Success of course followed, and Bergman made a string of great films after “Intermezzo,” including “Gaslight,” “Casablanca,” “For Whom the Bell Tolls,” “Spellbound,” and “Notorious.” But she seemed always to be searching for more. There was an affair with esteemed war photographer Robert Capa while on tour in Europe entertaining troups in 1945. Then there was her immense interest in the neo-realist films of Roberto Rossellini (“Rome, Open City”). After writing a fan letter to the Italian director, Bergman was invited to Italy to star in his next film, “Stromboli” (1950).
The rest is history – an affair and a child out of wedlock (Roberto), followed by a divorce from Petter and a marriage to Rossellini. But the damage in America was done – the public and Senate condemned Bergman.

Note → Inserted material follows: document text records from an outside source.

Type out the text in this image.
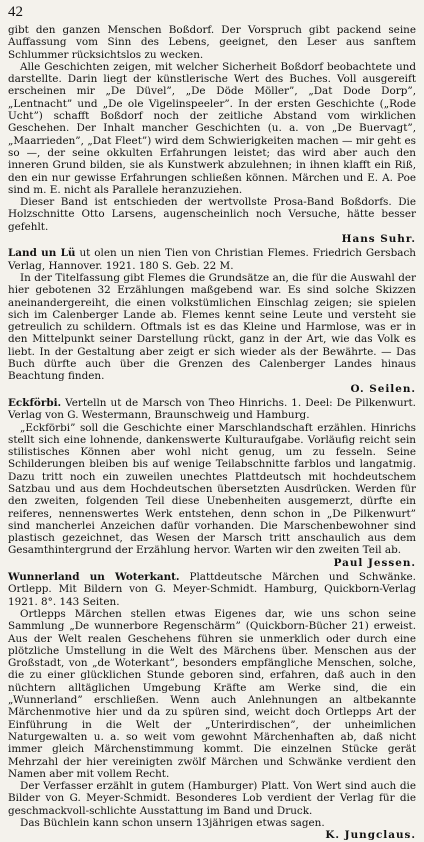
42

gibt den ganzen Menschen Boßdorf. Der Vorspruch gibt packend seine Auffassung vom Sinn des Lebens, geeignet, den Leser aus sanftem Schlummer rücksichtslos zu wecken.

Alle Geschichten zeigen, mit welcher Sicherheit Boßdorf beobachtete und darstellte. Darin liegt der künstlerische Wert des Buches. Voll ausgereift erscheinen mir „De Düvel”, „De Döde Möller”, „Dat Dode Dorp”, „Lentnacht” und „De ole Vigelinspeeler”. In der ersten Geschichte („Rode Ucht”) schafft Boßdorf noch der zeitliche Abstand vom wirklichen Geschehen. Der Inhalt mancher Geschichten (u. a. von „De Buervagt”, „Maarrieden”, „Dat Fleet”) wird dem Schwierigkeiten machen — mir geht es so —, der seine okkulten Erfahrungen leistet; das wird aber auch den inneren Grund bilden, sie als Kunstwerk abzulehnen; in ihnen klafft ein Riß, den ein nur gewisse Erfahrungen schließen können. Märchen und E. A. Poe sind m. E. nicht als Parallele heranzuziehen.

Dieser Band ist entschieden der wertvollste Prosa-Band Boßdorfs. Die Holzschnitte Otto Larsens, augenscheinlich noch Versuche, hätte besser gefehlt.

Hans Suhr.

Land un Lü ut olen un nien Tien von Christian Flemes. Friedrich Gersbach Verlag, Hannover. 1921. 180 S. Geb. 22 M.

In der Titelfassung gibt Flemes die Grundsätze an, die für die Auswahl der hier gebotenen 32 Erzählungen maßgebend war. Es sind solche Skizzen aneinandergereiht, die einen volkstümlichen Einschlag zeigen; sie spielen sich im Calenberger Lande ab. Flemes kennt seine Leute und versteht sie getreulich zu schildern. Oftmals ist es das Kleine und Harmlose, was er in den Mittelpunkt seiner Darstellung rückt, ganz in der Art, wie das Volk es liebt. In der Gestaltung aber zeigt er sich wieder als der Bewährte. — Das Buch dürfte auch über die Grenzen des Calenberger Landes hinaus Beachtung finden.

O. Seilen.

Eckförbi. Vertelln ut de Marsch von Theo Hinrichs. 1. Deel: De Pilkenwurt. Verlag von G. Westermann, Braunschweig und Hamburg.

„Eckförbi” soll die Geschichte einer Marschlandschaft erzählen. Hinrichs stellt sich eine lohnende, dankenswerte Kulturaufgabe. Vorläufig reicht sein stilistisches Können aber wohl nicht genug, um zu fesseln. Seine Schilderungen bleiben bis auf wenige Teilabschnitte farblos und langatmig. Dazu tritt noch ein zuweilen unechtes Plattdeutsch mit hochdeutschem Satzbau und aus dem Hochdeutschen übersetzten Ausdrücken. Werden für den zweiten, folgenden Teil diese Unebenheiten ausgemerzt, dürfte ein reiferes, nennenswertes Werk entstehen, denn schon in „De Pilkenwurt” sind mancherlei Anzeichen dafür vorhanden. Die Marschenbewohner sind plastisch gezeichnet, das Wesen der Marsch tritt anschaulich aus dem Gesamthintergrund der Erzählung hervor. Warten wir den zweiten Teil ab.

Paul Jessen.

Wunnerland un Woterkant. Plattdeutsche Märchen und Schwänke. Ortlepp. Mit Bildern von G. Meyer-Schmidt. Hamburg, Quickborn-Verlag 1921. 8°. 143 Seiten.

Ortlepps Märchen stellen etwas Eigenes dar, wie uns schon seine Sammlung „De wunnerbore Regenschärm” (Quickborn-Bücher 21) erweist. Aus der Welt realen Geschehens führen sie unmerklich oder durch eine plötzliche Umstellung in die Welt des Märchens über. Menschen aus der Großstadt, von „de Woterkant”, besonders empfängliche Menschen, solche, die zu einer glücklichen Stunde geboren sind, erfahren, daß auch in den nüchtern alltäglichen Umgebung Kräfte am Werke sind, die ein „Wunnerland” erschließen. Wenn auch Anlehnungen an altbekannte Märchenmotive hier und da zu spüren sind, weicht doch Ortlepps Art der Einführung in die Welt der „Unterirdischen”, der unheimlichen Naturgewalten u. a. so weit vom gewohnt Märchenhaften ab, daß nicht immer gleich Märchenstimmung kommt. Die einzelnen Stücke gerät Mehrzahl der hier vereinigten zwölf Märchen und Schwänke verdient den Namen aber mit vollem Recht.

Der Verfasser erzählt in gutem (Hamburger) Platt. Von Wert sind auch die Bilder von G. Meyer-Schmidt. Besonderes Lob verdient der Verlag für die geschmackvoll-schlichte Ausstattung im Band und Druck.

Das Büchlein kann schon unsern 13jährigen etwas sagen.

K. Jungclaus.
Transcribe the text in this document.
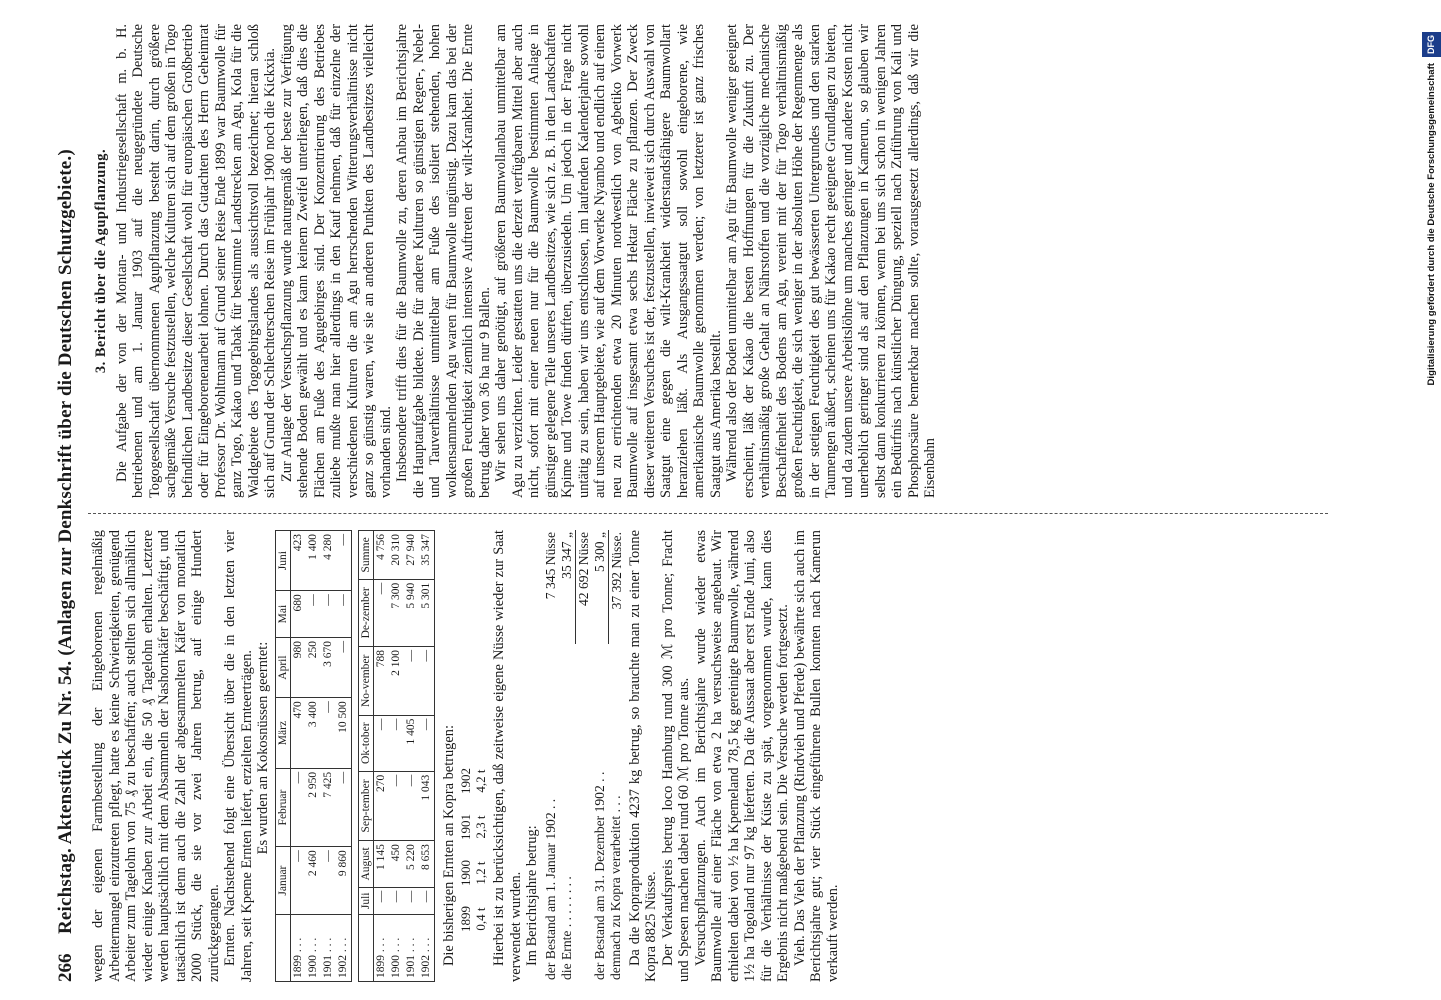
266
Reichstag. Aktenstück Zu Nr. 54. (Anlagen zur Denkschrift über die Deutschen Schutzgebiete.) wegen der eigenen Farmbestellung der Eingeborenen regelmäßig Arbeitermangel einzutreten pflegt, hatte es keine Schwierigkeiten, genügend Arbeiter zum Tagelohn von 75 ₰ zu beschaffen; auch stellten sich allmählich wieder einige Knaben zur Arbeit ein, die 50 ₰ Tagelohn erhalten. Letztere werden hauptsächlich mit dem Absammeln der Nashornkäfer beschäftigt, und tatsächlich ist denn auch die Zahl der abgesammelten Käfer von monatlich 2000 Stück, die sie vor zwei Jahren betrug, auf einige Hundert zurückgegangen. Ernten. Nachstehend folgt eine Übersicht über die in den letzten vier Jahren, seit Kpeme Ernten liefert, erzielten Ernteerträgen. Es wurden an Kokosnüssen geerntet:

	Januar	Februar	März	April	Mai	Juni
1899 . . .	—	—	470	980	680	423
1900 . . .	2 460	2 950	3 400	250	—	1 400
1901 . . .	—	7 425	—	3 670	—	4 280
1902 . . .	9 860	—	10 500	—	—	—
	Juli	August	Sep-tember	Ok-tober	No-vember	De-zember	Summe
1899 . . .	—	1 145	270	—	788	—	4 756
1900 . . .	—	450	—	—	2 100	7 300	20 310
1901 . . .	—	5 220	—	1 405	—	5 940	27 940
1902 . . .	—	8 653	1 043	—	—	5 301	35 347

Die bisherigen Ernten an Kopra betrugen: 1899	1900	1901	1902
0,4 t	1,2 t	2,3 t	4,2 t Hierbei ist zu berücksichtigen, daß zeitweise eigene Nüsse wieder zur Saat verwendet wurden. Im Berichtsjahre betrug: der Bestand am 1. Januar 1902 . .	7 345 Nüsse
die Ernte . . . . . . . .	35 347 „
	42 692 Nüsse
der Bestand am 31. Dezember 1902 . .	5 300 „
demnach zu Kopra verarbeitet . . .	37 392 Nüsse. Da die Kopraproduktion 4237 kg betrug, so brauchte man zu einer Tonne Kopra 8825 Nüsse. Der Verkaufspreis betrug loco Hamburg rund 300 ℳ pro Tonne; Fracht und Spesen machen dabei rund 60 ℳ pro Tonne aus. Versuchspflanzungen. Auch im Berichtsjahre wurde wieder etwas Baumwolle auf einer Fläche von etwa 2 ha versuchsweise angebaut. Wir erhielten dabei von ½ ha Kpemeland 78,5 kg gereinigte Baumwolle, während 1½ ha Togoland nur 97 kg lieferten. Da die Aussaat aber erst Ende Juni, also für die Verhältnisse der Küste zu spät, vorgenommen wurde, kann dies Ergebnis nicht maßgebend sein. Die Versuche werden fortgesetzt. Vieh. Das Vieh der Pflanzung (Rindvieh und Pferde) bewährte sich auch im Berichtsjahre gut; vier Stück eingeführene Bullen konnten nach Kamerun verkauft werden.

3. Bericht über die Agupflanzung. Die Aufgabe der von der Montan- und Industriegesellschaft m. b. H. betriebenen und am 1. Januar 1903 auf die neugegründete Deutsche Togogesellschaft übernommenen Agupflanzung besteht darin, durch größere sachgemäße Versuche festzustellen, welche Kulturen sich auf dem großen in Togo befindlichen Landbesitze dieser Gesellschaft wohl für europäischen Großbetrieb oder für Eingeborenenarbeit lohnen. Durch das Gutachten des Herrn Geheimrat Professor Dr. Wohltmann auf Grund seiner Reise Ende 1899 war Baumwolle für ganz Togo, Kakao und Tabak für bestimmte Landstrecken am Agu, Kola für die Waldgebiete des Togogebirgslandes als aussichtsvoll bezeichnet; hieran schloß sich auf Grund der Schlechterschen Reise im Frühjahr 1900 noch die Kickxia. Zur Anlage der Versuchspflanzung wurde naturgemäß der beste zur Verfügung stehende Boden gewählt und es kann keinem Zweifel unterliegen, daß dies die Flächen am Fuße des Agugebirges sind. Der Konzentrierung des Betriebes zuliebe mußte man hier allerdings in den Kauf nehmen, daß für einzelne der verschiedenen Kulturen die am Agu herrschenden Witterungsverhältnisse nicht ganz so günstig waren, wie sie an anderen Punkten des Landbesitzes vielleicht vorhanden sind. Insbesondere trifft dies für die Baumwolle zu, deren Anbau im Berichtsjahre die Hauptaufgabe bildete. Die für andere Kulturen so günstigen Regen-, Nebel- und Tauverhältnisse unmittelbar am Fuße des isoliert stehenden, hohen wolkensammelnden Agu waren für Baumwolle ungünstig. Dazu kam das bei der großen Feuchtigkeit ziemlich intensive Auftreten der wilt-Krankheit. Die Ernte betrug daher von 36 ha nur 9 Ballen. Wir sehen uns daher genötigt, auf größeren Baumwollanbau unmittelbar am Agu zu verzichten. Leider gestatten uns die derzeit verfügbaren Mittel aber auch nicht, sofort mit einer neuen nur für die Baumwolle bestimmten Anlage in günstiger gelegene Teile unseres Landbesitzes, wie sich z. B. in den Landschaften Kpime und Towe finden dürften, überzusiedeln. Um jedoch in der Frage nicht untätig zu sein, haben wir uns entschlossen, im laufenden Kalenderjahre sowohl auf unserem Hauptgebiete, wie auf dem Vorwerke Nyambo und endlich auf einem neu zu errichtenden etwa 20 Minuten nordwestlich von Agbetiko Vorwerk Baumwolle auf insgesamt etwa sechs Hektar Fläche zu pflanzen. Der Zweck dieser weiteren Versuches ist der, festzustellen, inwieweit sich durch Auswahl von Saatgut eine gegen die wilt-Krankheit widerstandsfähigere Baumwollart heranziehen läßt. Als Ausgangssaatgut soll sowohl eingeborene, wie amerikanische Baumwolle genommen werden; von letzterer ist ganz frisches Saatgut aus Amerika bestellt. Während also der Boden unmittelbar am Agu für Baumwolle weniger geeignet erscheint, läßt der Kakao die besten Hoffnungen für die Zukunft zu. Der verhältnismäßig große Gehalt an Nährstoffen und die vorzügliche mechanische Beschaffenheit des Bodens am Agu, vereint mit der für Togo verhältnismäßig großen Feuchtigkeit, die sich weniger in der absoluten Höhe der Regenmenge als in der stetigen Feuchtigkeit des gut bewässerten Untergrundes und den starken Taumengen äußert, scheinen uns für Kakao recht geeignete Grundlagen zu bieten, und da zudem unsere Arbeitslöhne um manches geringer und andere Kosten nicht unerheblich geringer sind als auf den Pflanzungen in Kamerun, so glauben wir selbst dann konkurrieren zu können, wenn bei uns sich schon in wenigen Jahren ein Bedürfnis nach künstlicher Düngung, speziell nach Zuführung von Kali und Phosphorsäure bemerkbar machen sollte, vorausgesetzt allerdings, daß wir die Eisenbahn

Digitalisierung gefördert durch die Deutsche ForschungsgemeinschaftDFG
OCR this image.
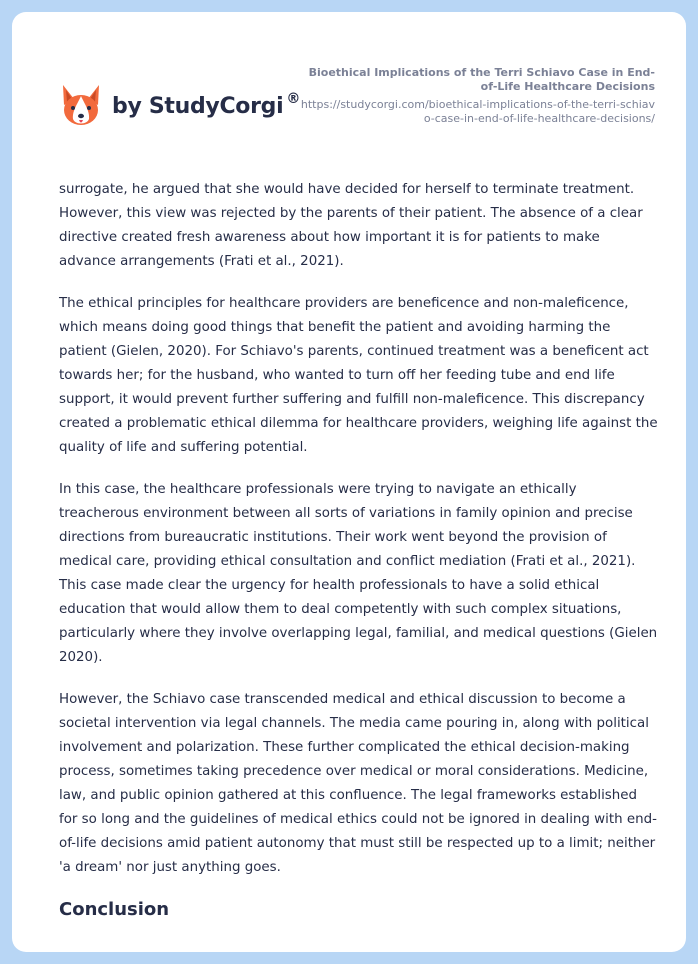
by StudyCorgi ®
Bioethical Implications of the Terri Schiavo Case in End-of-Life Healthcare Decisions
https://studycorgi.com/bioethical-implications-of-the-terri-schiavo-case-in-end-of-life-healthcare-decisions/

surrogate, he argued that she would have decided for herself to terminate treatment. However, this view was rejected by the parents of their patient. The absence of a clear directive created fresh awareness about how important it is for patients to make advance arrangements (Frati et al., 2021).

The ethical principles for healthcare providers are beneficence and non-maleficence, which means doing good things that benefit the patient and avoiding harming the patient (Gielen, 2020). For Schiavo's parents, continued treatment was a beneficent act towards her; for the husband, who wanted to turn off her feeding tube and end life support, it would prevent further suffering and fulfill non-maleficence. This discrepancy created a problematic ethical dilemma for healthcare providers, weighing life against the quality of life and suffering potential.

In this case, the healthcare professionals were trying to navigate an ethically treacherous environment between all sorts of variations in family opinion and precise directions from bureaucratic institutions. Their work went beyond the provision of medical care, providing ethical consultation and conflict mediation (Frati et al., 2021). This case made clear the urgency for health professionals to have a solid ethical education that would allow them to deal competently with such complex situations, particularly where they involve overlapping legal, familial, and medical questions (Gielen 2020).

However, the Schiavo case transcended medical and ethical discussion to become a societal intervention via legal channels. The media came pouring in, along with political involvement and polarization. These further complicated the ethical decision-making process, sometimes taking precedence over medical or moral considerations. Medicine, law, and public opinion gathered at this confluence. The legal frameworks established for so long and the guidelines of medical ethics could not be ignored in dealing with end-of-life decisions amid patient autonomy that must still be respected up to a limit; neither 'a dream' nor just anything goes.

Conclusion
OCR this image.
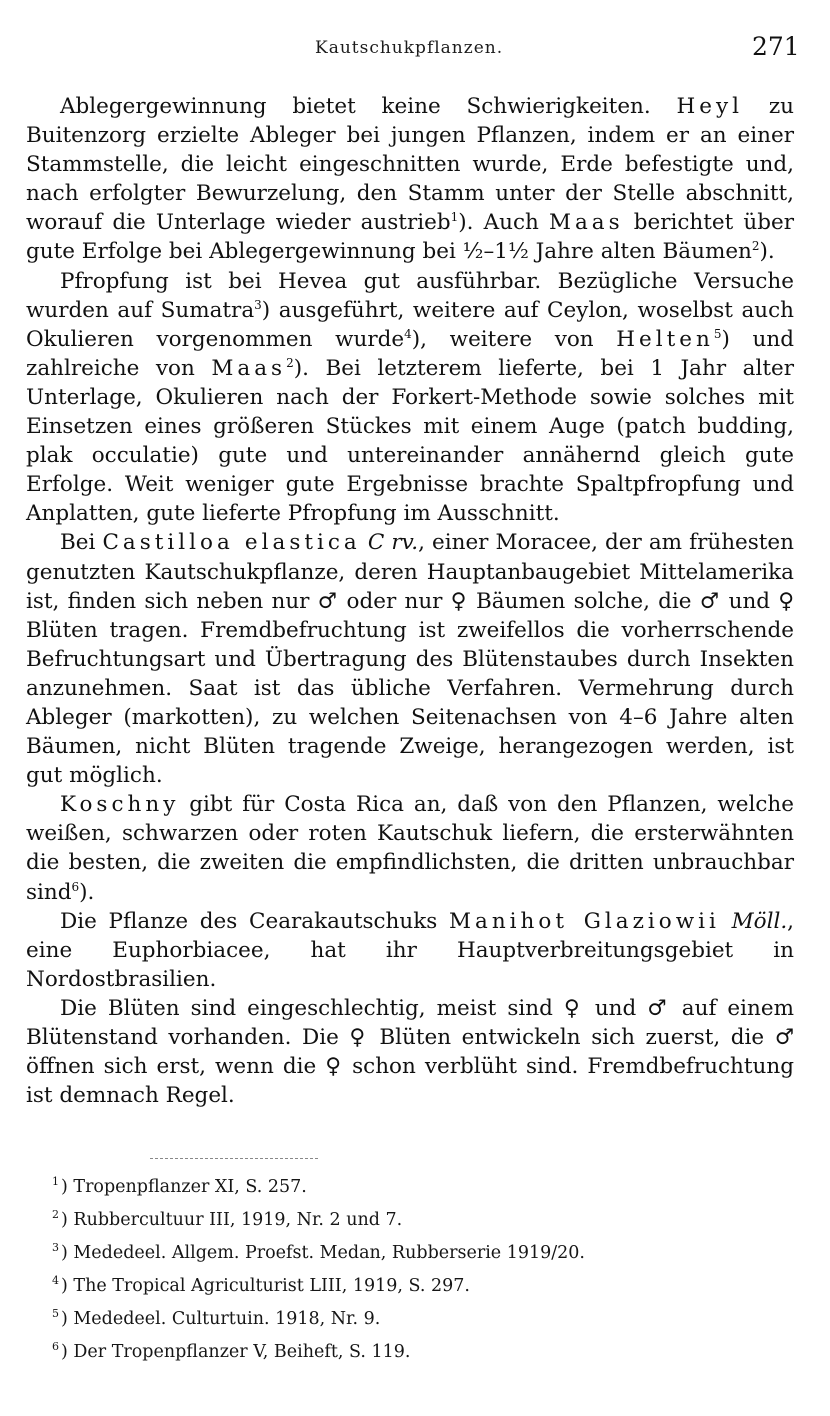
Kautschukpflanzen.	271

Ablegergewinnung bietet keine Schwierigkeiten. Heyl zu Buitenzorg erzielte Ableger bei jungen Pflanzen, indem er an einer Stammstelle, die leicht eingeschnitten wurde, Erde befestigte und, nach erfolgter Bewurzelung, den Stamm unter der Stelle abschnitt, worauf die Unterlage wieder austrieb$^1$). Auch Maas berichtet über gute Erfolge bei Ablegergewinnung bei ½–1½ Jahre alten Bäumen$^2$).

Pfropfung ist bei Hevea gut ausführbar. Bezügliche Versuche wurden auf Sumatra$^3$) ausgeführt, weitere auf Ceylon, woselbst auch Okulieren vorgenommen wurde$^4$), weitere von Helten$^5$) und zahlreiche von Maas$^2$). Bei letzterem lieferte, bei 1 Jahr alter Unterlage, Okulieren nach der Forkert-Methode sowie solches mit Einsetzen eines größeren Stückes mit einem Auge (patch budding, plak occulatie) gute und untereinander annähernd gleich gute Erfolge. Weit weniger gute Ergebnisse brachte Spaltpfropfung und Anplatten, gute lieferte Pfropfung im Ausschnitt.

Bei Castilloa elastica C rv., einer Moracee, der am frühesten genutzten Kautschukpflanze, deren Hauptanbaugebiet Mittelamerika ist, finden sich neben nur ♂ oder nur ♀ Bäumen solche, die ♂ und ♀ Blüten tragen. Fremdbefruchtung ist zweifellos die vorherrschende Befruchtungsart und Übertragung des Blütenstaubes durch Insekten anzunehmen. Saat ist das übliche Verfahren. Vermehrung durch Ableger (markotten), zu welchen Seitenachsen von 4–6 Jahre alten Bäumen, nicht Blüten tragende Zweige, herangezogen werden, ist gut möglich.

Koschny gibt für Costa Rica an, daß von den Pflanzen, welche weißen, schwarzen oder roten Kautschuk liefern, die ersterwähnten die besten, die zweiten die empfindlichsten, die dritten unbrauchbar sind$^6$).

Die Pflanze des Cearakautschuks Manihot Glaziowii Möll., eine Euphorbiacee, hat ihr Hauptverbreitungsgebiet in Nordostbrasilien.

Die Blüten sind eingeschlechtig, meist sind ♀ und ♂ auf einem Blütenstand vorhanden. Die ♀ Blüten entwickeln sich zuerst, die ♂ öffnen sich erst, wenn die ♀ schon verblüht sind. Fremdbefruchtung ist demnach Regel.

$^1$ ) Tropenpflanzer XI, S. 257.
$^2$ ) Rubbercultuur III, 1919, Nr. 2 und 7.
$^3$ ) Mededeel. Allgem. Proefst. Medan, Rubberserie 1919/20.
$^4$ ) The Tropical Agriculturist LIII, 1919, S. 297.
$^5$ ) Mededeel. Culturtuin. 1918, Nr. 9.
$^6$ ) Der Tropenpflanzer V, Beiheft, S. 119.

Through these challenging times, Bergman would stay in Italy and have two more children with Rossellini, Isabella and Ingrid. In 1956, after the break-up with Rossellini, Bergman returned to Hollywood to star in “Anastasia” in which she’d win another Oscar, and continue to work in film, stage and later television until her death in 1982 on her 67th birthday.
What’s fascinating about “Ingrid Bergman – In Her Own Words,” beyond its wealth of home movies and film clips is the interviews from Bergman’s four children about their mother. Naturally Pia has a very different perspective than Roberto, Isabella, and Ingrid, but all note that their mother was only truly 100% happy was when she was acting. Yet instead of being bitter, they all still have very fond memories of being with their mother; she was fun to be around.
Perhaps time has erased the edges of some of the absentee parenting. Only Pia remarks bitingly that after the break-up with Rossellini and when her mother married Swedish producer Lars Schmidt, she didn’t take the younger Rossellini kids either. Although all four kids note that they would have a blast when they would come and visit their mother and Lars on his Swedish island.
Director Bjorkman explains that this poignant and informative film came about after a chance meeting with Isabella Rossellini in 2011 who said, “Shall we make a film about ‘mama’?” Viewers will be ever grateful for this meeting. Ingrid Bergman is given new life and appreciation in “Ingrid Bergman – In Her Own Words.”
“Ingrid Bergman – In Her Own Words” is 114 minutes and Not Rated and opens December 11 in Los Angeles at the Nuart Theatre. As an added attraction, the Nuart is screening midnight shows of “Casablanca” to enhance the Ingrid Bergman love fest.